しかし、ヒートシンクは、薄板状のフィンをベース面の裏面に多数配列して形成されているので、フィンの加工上の制約から、放熱特性の向上には限界があった。
【0006】
この発明は、上記課題を解決するためになされたもので、薄板状のフィンに代えて断面円形の通風孔をヒートシンクに形成して、ヒートシンクの放熱性能を向上させ、優れた冷却性を有する小型の車両用回転電機を得ることを目的とする。
【課題を解決するための手段】
【0007】
この発明による車両用回転電機は、ケースの内部にシャフトを介して回転自在に配設された回転子と、上記ケースの内部に上記回転子の外周を取り囲むように配設された固定子と、ヒートシンクの素子取付面に取り付けられ、上記回転子の回転を電気的に制御する発熱素子と、上記ケースに穿設された吸気孔および排気孔と、上記回転子の軸方向端面に固着され、該回転子とともに回転して上記吸気孔から上記ケース内に吸気し、上記排気孔から上記ケース外に排気する冷却風の流れを生成するファンとを備えている。そして、断面円形の多数の通風孔が孔方向を互いに平行とし、かつ、上記素子取付面と平行として吸気側開孔面から排気側開孔面に至るように上記ヒートシンクに穿設されている。さらに、上記ヒートシンクが、上記吸気側開孔面を上記吸気孔に相対して、かつ、上記通風孔の孔方向を上記冷却風の流れ方向に一致させて配設されている。
【発明の効果】
【0008】
この発明によれば、多数の断面円形の通風孔が孔方向を互いに平行としてヒートシンクに穿設されているので、薄板状のフィンに比べて、放熱面積および熱伝達率を大きくでき、放熱性能が向上される。そこで、整流器やレギュレータの過度の温度上昇が抑えられ、回転電機の安定した動作を実現できる。さらに、単位面積当たりの放熱特性が向上されるので、ヒートシンクの小型化が図られ、回転電機の小型化を実現できる。
【発明を実施するための最良の形態】
【0009】
実施の形態1.
図1はこの発明の実施の形態1に係る車両用交流発電機を示す縦断面図、図2はこの発明の実施の形態1に係る車両用交流発電機におけるヒートシンクの構成を説明する斜視図、図3はこの発明の実施の形態1に係る車両用交流発電機におけるヒートシンクの放熱特性を説明する図である。
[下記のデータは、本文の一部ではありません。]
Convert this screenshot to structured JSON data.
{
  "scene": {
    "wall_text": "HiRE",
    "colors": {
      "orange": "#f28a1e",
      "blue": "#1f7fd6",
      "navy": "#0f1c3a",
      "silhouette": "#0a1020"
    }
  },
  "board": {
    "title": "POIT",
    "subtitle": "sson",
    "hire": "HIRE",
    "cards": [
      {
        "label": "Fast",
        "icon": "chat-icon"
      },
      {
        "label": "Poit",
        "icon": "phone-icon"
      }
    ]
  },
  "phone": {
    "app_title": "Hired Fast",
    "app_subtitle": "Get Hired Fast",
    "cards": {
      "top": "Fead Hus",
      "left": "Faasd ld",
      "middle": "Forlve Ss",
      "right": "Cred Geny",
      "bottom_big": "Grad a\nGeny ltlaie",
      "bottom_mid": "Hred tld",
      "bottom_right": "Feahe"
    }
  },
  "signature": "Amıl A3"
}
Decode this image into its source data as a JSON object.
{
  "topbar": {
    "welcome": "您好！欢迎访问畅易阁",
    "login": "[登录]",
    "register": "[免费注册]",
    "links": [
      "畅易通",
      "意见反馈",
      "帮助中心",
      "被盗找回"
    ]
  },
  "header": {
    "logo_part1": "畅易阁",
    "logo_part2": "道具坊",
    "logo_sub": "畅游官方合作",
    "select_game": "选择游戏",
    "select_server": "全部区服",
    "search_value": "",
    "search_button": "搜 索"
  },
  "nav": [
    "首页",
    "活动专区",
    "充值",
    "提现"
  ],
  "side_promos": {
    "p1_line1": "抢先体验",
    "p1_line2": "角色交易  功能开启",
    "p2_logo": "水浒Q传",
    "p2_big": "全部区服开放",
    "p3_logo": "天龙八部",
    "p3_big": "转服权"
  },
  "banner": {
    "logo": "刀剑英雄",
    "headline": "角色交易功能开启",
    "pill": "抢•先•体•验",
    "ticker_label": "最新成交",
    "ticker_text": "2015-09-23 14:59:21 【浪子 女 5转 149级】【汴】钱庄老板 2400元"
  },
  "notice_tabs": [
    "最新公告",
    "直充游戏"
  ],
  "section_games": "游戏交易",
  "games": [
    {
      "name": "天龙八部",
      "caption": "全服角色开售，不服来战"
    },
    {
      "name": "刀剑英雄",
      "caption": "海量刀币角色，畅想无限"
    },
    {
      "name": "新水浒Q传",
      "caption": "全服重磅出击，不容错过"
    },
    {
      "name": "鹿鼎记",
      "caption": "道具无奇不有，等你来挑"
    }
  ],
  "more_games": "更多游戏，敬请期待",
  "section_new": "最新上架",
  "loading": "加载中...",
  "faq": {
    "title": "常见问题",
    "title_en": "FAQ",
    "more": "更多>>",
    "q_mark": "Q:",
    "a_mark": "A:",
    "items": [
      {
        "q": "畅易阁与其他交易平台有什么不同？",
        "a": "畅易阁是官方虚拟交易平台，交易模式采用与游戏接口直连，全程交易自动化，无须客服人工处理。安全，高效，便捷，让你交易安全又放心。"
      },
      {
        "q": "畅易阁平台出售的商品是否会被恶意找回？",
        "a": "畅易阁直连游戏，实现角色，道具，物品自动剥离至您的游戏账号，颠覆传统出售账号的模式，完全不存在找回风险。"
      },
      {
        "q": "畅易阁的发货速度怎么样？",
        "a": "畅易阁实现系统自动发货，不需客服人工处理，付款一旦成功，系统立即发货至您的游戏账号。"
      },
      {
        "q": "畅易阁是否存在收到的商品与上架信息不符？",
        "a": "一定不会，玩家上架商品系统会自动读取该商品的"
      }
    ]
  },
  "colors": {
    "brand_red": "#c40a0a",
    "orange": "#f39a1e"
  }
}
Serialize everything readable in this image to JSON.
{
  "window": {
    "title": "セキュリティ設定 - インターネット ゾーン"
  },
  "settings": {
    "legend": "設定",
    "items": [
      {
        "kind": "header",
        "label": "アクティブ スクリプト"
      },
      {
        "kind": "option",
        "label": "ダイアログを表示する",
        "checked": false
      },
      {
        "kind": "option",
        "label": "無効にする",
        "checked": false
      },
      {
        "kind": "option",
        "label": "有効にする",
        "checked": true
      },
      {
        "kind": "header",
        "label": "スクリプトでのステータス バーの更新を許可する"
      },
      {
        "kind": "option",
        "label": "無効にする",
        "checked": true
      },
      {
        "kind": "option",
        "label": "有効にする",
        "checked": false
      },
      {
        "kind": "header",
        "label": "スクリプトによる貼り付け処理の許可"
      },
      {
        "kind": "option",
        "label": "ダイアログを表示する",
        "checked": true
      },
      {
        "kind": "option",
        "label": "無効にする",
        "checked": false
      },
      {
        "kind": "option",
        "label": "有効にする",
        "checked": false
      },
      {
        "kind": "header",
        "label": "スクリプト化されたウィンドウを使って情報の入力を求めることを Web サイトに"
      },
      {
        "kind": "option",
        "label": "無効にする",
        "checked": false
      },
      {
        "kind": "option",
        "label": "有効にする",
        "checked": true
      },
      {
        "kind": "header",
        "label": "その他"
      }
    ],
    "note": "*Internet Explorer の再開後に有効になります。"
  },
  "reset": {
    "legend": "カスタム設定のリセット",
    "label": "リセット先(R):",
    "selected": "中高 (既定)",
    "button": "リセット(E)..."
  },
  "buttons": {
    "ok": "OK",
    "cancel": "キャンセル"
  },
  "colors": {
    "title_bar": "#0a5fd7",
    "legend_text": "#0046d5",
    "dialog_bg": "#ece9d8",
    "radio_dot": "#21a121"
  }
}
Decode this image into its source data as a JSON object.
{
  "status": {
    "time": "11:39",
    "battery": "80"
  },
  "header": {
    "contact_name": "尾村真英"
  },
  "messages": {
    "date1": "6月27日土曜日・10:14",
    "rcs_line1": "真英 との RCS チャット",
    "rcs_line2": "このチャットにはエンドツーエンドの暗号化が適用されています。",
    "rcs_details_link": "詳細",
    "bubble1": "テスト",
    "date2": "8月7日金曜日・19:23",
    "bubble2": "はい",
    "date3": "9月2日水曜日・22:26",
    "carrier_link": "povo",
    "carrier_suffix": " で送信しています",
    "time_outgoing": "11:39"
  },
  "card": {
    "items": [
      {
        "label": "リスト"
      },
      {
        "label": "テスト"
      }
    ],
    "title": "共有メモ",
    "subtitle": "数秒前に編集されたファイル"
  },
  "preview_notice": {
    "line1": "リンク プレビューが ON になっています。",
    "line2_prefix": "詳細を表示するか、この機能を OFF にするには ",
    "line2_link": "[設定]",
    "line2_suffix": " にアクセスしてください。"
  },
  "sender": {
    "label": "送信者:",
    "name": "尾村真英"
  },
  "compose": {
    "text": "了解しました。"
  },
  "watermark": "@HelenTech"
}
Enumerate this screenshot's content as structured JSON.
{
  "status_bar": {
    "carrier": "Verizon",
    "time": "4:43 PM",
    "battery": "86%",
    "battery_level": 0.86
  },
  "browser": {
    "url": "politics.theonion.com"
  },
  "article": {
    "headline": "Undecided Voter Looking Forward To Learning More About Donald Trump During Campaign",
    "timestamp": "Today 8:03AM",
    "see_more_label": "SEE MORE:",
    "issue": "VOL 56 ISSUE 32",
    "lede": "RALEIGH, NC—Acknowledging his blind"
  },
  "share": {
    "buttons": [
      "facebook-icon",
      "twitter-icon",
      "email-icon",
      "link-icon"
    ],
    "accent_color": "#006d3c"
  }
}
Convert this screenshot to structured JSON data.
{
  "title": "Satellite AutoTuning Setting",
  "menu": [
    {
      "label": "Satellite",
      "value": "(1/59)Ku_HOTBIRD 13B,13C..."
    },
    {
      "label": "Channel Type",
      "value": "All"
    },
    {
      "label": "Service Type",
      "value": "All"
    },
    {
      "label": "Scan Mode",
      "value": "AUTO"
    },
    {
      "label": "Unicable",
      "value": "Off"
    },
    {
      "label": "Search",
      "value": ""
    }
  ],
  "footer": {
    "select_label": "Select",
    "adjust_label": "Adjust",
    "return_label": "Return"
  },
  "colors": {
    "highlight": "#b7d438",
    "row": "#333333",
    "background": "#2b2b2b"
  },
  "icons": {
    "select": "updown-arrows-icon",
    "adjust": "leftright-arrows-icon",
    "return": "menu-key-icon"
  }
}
なお、図1中、矢印Aは冷却風の流れを示している。
【0010】
図1において、車両用交流発電機は、それぞれ略椀形状のアルミニウム製のフロントブラケット1とリアブラケット2とからなるケース3と、このケース3に回転自在に支持されたシャフト4と、ケース3のフロント側に延出するシャフト4の端部に固着されたプーリ5と、シャフト4に固定されてケース3内に収容された回転子6と、この回転子6の軸方向の両端面に固定されたファン7と、回転子6の外周を囲繞するようにケース3の内壁面に固定された固定子8と、シャフト4のリア側に固定され、回転子6に電流を供給するスリップリング9と、このスリップリング9に摺動するようにケース3内に配設された一対のブラシ10と、このブラシ10を収納するブラシホルダ11と、固定子8に電気的に接続され、固定子8で生じた交流を直流に整流する整流器12と、ブラシホルダ11に取り付けられたヒートシンク15と、このヒートシンク15に接着され固定子8で生じた交流電圧の大きさを調整するレギュレータ14と、を備えている。
【0011】
車両用交流発電機においては、整流器12およびレギュレータ14は、発電中は常に発熱している。そして、整流器12およびレギュレータ14の温度が過度に上昇すると、車両用交流発電機の動作が不安定になることから、ヒートシンク13,15が整流器12およびレギュレータ14に取り付けられ、整流器12およびレギュレータ14の温度を適切な値に保っている。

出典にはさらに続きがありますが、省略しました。